I have some strange quirks. Every so often, I become aware of a new one. Not that the quirk itself is new, merely the realisation that it’s strange. I think everyone has these. Odd little things we do that seem perfectly normal until you mention them to someone and they blanch and say “You do what? Well, that’s weird.” And then you think about it and are forced to agree with them.
The first cab off my quirk rank for 2010 has to do with getting dressed.
It’s sale time so chances are; you’ve added a few things to your wardrobe. Me too. After buying a new item of clothing, most people split into two camps: those who excitedly wear their new purchase as soon as possible and those who don’t.
It’s lonely in the latter camp.
You see, when I buy something new, I take it home and then I don’t wear it. I hang it in my wardrobe with great ceremony or fold it carefully and put it in a drawer. I look at it fondly and feel a sense of happy anticipation when I think about putting it on. But I don’t wear it. Not the next day. Not that weekend. Not the following week and sometimes never.
So what’s with the delayed gratification? What am I? A squirrel? I don’t do delayed gratification in any other area of my life. My friends can confirm that my spoon is in the dessert before the waiter has even put it down on the table. But with my clothes, I am forever on hold.

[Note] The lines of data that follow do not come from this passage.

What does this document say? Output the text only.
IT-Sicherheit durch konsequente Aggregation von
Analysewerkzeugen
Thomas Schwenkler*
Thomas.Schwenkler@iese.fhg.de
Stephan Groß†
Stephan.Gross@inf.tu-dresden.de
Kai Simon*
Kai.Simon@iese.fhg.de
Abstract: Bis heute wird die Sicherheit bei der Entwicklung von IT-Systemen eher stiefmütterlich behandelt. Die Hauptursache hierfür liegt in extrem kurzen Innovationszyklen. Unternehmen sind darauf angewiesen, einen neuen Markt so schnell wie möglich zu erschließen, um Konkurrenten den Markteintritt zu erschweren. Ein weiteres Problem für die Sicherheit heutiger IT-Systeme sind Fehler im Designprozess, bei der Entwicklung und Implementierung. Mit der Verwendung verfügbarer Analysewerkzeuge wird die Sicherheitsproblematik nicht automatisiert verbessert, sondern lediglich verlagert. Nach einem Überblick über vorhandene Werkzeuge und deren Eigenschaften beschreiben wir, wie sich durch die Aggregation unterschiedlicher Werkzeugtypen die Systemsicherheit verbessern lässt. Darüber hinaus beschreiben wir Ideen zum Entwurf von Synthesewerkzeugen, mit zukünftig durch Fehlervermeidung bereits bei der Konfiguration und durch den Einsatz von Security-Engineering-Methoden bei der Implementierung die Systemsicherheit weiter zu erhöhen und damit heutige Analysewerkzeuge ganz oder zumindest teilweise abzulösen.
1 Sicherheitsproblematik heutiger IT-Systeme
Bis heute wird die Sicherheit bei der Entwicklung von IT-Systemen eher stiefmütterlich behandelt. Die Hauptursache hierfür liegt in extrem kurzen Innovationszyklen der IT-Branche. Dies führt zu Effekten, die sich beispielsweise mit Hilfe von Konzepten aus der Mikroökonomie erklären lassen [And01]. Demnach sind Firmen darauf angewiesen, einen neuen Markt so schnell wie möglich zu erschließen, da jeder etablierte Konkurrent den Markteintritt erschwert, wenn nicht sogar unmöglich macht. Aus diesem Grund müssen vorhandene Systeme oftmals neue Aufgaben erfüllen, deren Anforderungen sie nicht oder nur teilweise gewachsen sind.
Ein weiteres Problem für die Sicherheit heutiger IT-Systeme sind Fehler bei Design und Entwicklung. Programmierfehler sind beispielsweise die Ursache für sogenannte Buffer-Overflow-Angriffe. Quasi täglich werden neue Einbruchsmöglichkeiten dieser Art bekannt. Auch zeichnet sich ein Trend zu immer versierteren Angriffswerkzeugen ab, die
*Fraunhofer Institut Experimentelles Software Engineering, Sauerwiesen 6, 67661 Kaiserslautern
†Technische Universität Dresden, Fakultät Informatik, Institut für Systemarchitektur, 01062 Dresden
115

Once upon a wardrobe, this delay was probably due to the hide-and-lie approach I applied to all new purchases. Determined to conceal my shopping, I’d smuggle carry bags into the house, carefully dispose of the evidence and then wait for a discrete time to wear my contraband and insist, “No, this is not new”. But I don’t bother with all that anymore. My husband never minded me shopping anyway so I gave it up when I eventually realised it was no longer sport.
These days there’s no logical reason to leave my clothes hanging idle. And I don’t just do this with new clothes. I also do it with clothes I really like.
My thought process goes something like this:
“Oh, this outfit looks nice. Wait, I should save it for another day. Better take it off.” And then I put on something that looks worse and I leave the house.
What I am saving my ‘nice’ clothes for is never clear, especially to me. I’m also baffled by what affect wearing something today might have on that future mythical occasion when I will ‘need’ it more. Can’t I do both? Apparently not.